In our ongoing work to keep the value of the program high to participants, we have attempted to decrease the amount of any “busy work” for participants. While other programs have pre-reading and post activities, which have been shown to increase retention of topics, we instead used the approach to familiarize the participants to the resources and then make them readily available when needed (adult learning theory). Thus, all topics are recorded and stored on LearnRD.com for participants to return to use. The portal access is allowed indefinitely after completion of the course and alumni Scholars are welcome to join future conversations or topics as they need additional resources or support. This approach has increased the interaction with the material without increasing the initial time commitment, which can lead to learner fatigue. The only “scut” work is the pre and post tests and creation of a poster for the final presentations. Due to the concerns that some did not want to create an additional poster, we now accept poster presentation from other meetings and review their posters remotely.
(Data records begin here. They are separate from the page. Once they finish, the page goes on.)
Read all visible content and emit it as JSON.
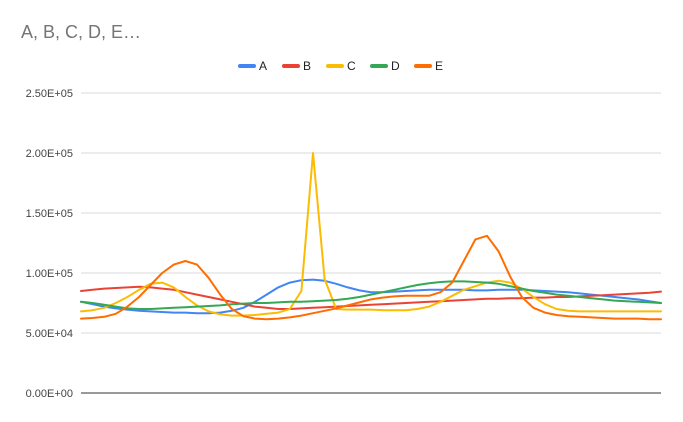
{
  "chart_data": {
    "type": "line",
    "title": "A, B, C, D, E…",
    "xlabel": "",
    "ylabel": "",
    "ylim": [
      0,
      250000
    ],
    "yticks": [
      "0.00E+00",
      "5.00E+04",
      "1.00E+05",
      "1.50E+05",
      "2.00E+05",
      "2.50E+05"
    ],
    "ytick_values": [
      0,
      50000,
      100000,
      150000,
      200000,
      250000
    ],
    "grid": true,
    "legend_position": "top",
    "x": [
      0,
      2,
      4,
      6,
      8,
      10,
      12,
      14,
      16,
      18,
      20,
      22,
      24,
      26,
      28,
      30,
      32,
      34,
      36,
      38,
      40,
      42,
      44,
      46,
      48,
      50,
      52,
      54,
      56,
      58,
      60,
      62,
      64,
      66,
      68,
      70,
      72,
      74,
      76,
      78,
      80,
      82,
      84,
      86,
      88,
      90,
      92,
      94,
      96,
      98,
      100
    ],
    "series": [
      {
        "name": "A",
        "color": "#4285f4",
        "values": [
          76000,
          74000,
          72000,
          70500,
          69500,
          68500,
          68000,
          67500,
          67000,
          67000,
          66500,
          66500,
          67000,
          68500,
          71000,
          76000,
          82000,
          88000,
          92000,
          94000,
          94500,
          93500,
          91000,
          88000,
          85500,
          84000,
          84000,
          84500,
          85000,
          85500,
          86000,
          86000,
          86000,
          86000,
          85500,
          85500,
          86000,
          86000,
          86000,
          85500,
          85000,
          84500,
          84000,
          83000,
          82000,
          81000,
          80000,
          79000,
          78000,
          76500,
          75000
        ]
      },
      {
        "name": "B",
        "color": "#ea4335",
        "values": [
          85000,
          86000,
          87000,
          87500,
          88000,
          88500,
          88000,
          87000,
          86000,
          84000,
          82000,
          80000,
          78000,
          76000,
          74000,
          72000,
          71000,
          70000,
          70000,
          70500,
          71000,
          71500,
          72000,
          72500,
          73000,
          73500,
          74000,
          74500,
          75000,
          75500,
          76000,
          76500,
          77000,
          77500,
          78000,
          78500,
          78500,
          79000,
          79000,
          79500,
          79500,
          80000,
          80000,
          80500,
          81000,
          81500,
          82000,
          82500,
          83000,
          83500,
          84500
        ]
      },
      {
        "name": "C",
        "color": "#fbbc04",
        "values": [
          68000,
          69000,
          71000,
          75000,
          80000,
          86000,
          91000,
          92000,
          88000,
          80000,
          73000,
          68000,
          65500,
          64500,
          64500,
          65000,
          66000,
          67000,
          70000,
          85000,
          200000,
          95000,
          70000,
          69500,
          69500,
          69500,
          69000,
          69000,
          69000,
          70000,
          72000,
          76000,
          81000,
          86000,
          89000,
          92000,
          93500,
          92000,
          87000,
          80000,
          74000,
          70000,
          68500,
          68000,
          68000,
          68000,
          68000,
          68000,
          68000,
          68000,
          68000
        ]
      },
      {
        "name": "D",
        "color": "#34a853",
        "values": [
          76000,
          75000,
          73500,
          72000,
          70500,
          70000,
          70000,
          70500,
          71000,
          71500,
          72000,
          72500,
          73000,
          74000,
          74500,
          75000,
          75000,
          75500,
          76000,
          76000,
          76500,
          77000,
          77500,
          78500,
          80000,
          82000,
          84000,
          86000,
          88000,
          90000,
          91500,
          92500,
          93000,
          93000,
          92500,
          92000,
          91000,
          89000,
          87000,
          85000,
          83500,
          82000,
          81000,
          80000,
          79000,
          78000,
          77000,
          76500,
          76000,
          75500,
          75000
        ]
      },
      {
        "name": "E",
        "color": "#ff6d01",
        "values": [
          62000,
          62500,
          63500,
          66000,
          72000,
          80000,
          90000,
          100000,
          107000,
          110000,
          107000,
          96000,
          82000,
          70000,
          64000,
          62000,
          61500,
          62000,
          63000,
          64500,
          66500,
          68500,
          70500,
          73000,
          75500,
          78000,
          79500,
          80500,
          81000,
          81000,
          81000,
          84000,
          92000,
          110000,
          128000,
          131000,
          118000,
          97000,
          80000,
          71000,
          67000,
          65000,
          64000,
          63500,
          63000,
          62500,
          62000,
          62000,
          62000,
          61500,
          61500
        ]
      }
    ]
  }
}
An alumni network was created in 2018 to connect scholars of different years with each other. This group now works with the primary team on recruitment, Scholar selection, and activity oversight. We continually collect updated CVs of former scholars to share and we also use ORCID IDs to keep track of new publications by our scholars. Future data collection will focus on participant publications, funding, and faculty positions as outcomes of the cohort. By monitoring long term implications of this program, we will best direct future training programs for clinical researchers. The goal is to optimize the training program to give maximal resource and skills with the minimal time and cost for busy early career individuals.

Outcomes of the blended learning RDRSP curriculum showed improved readiness for clinical research. Participant’s feedback shows increased expectation of staying in RDR, increased understanding of important concepts in rare disease research, and increased comfort with clinical research topics. We believe that a blended learning curriculum based on both subject specific and general career development topics may be applicable to other niche specialties in medicine.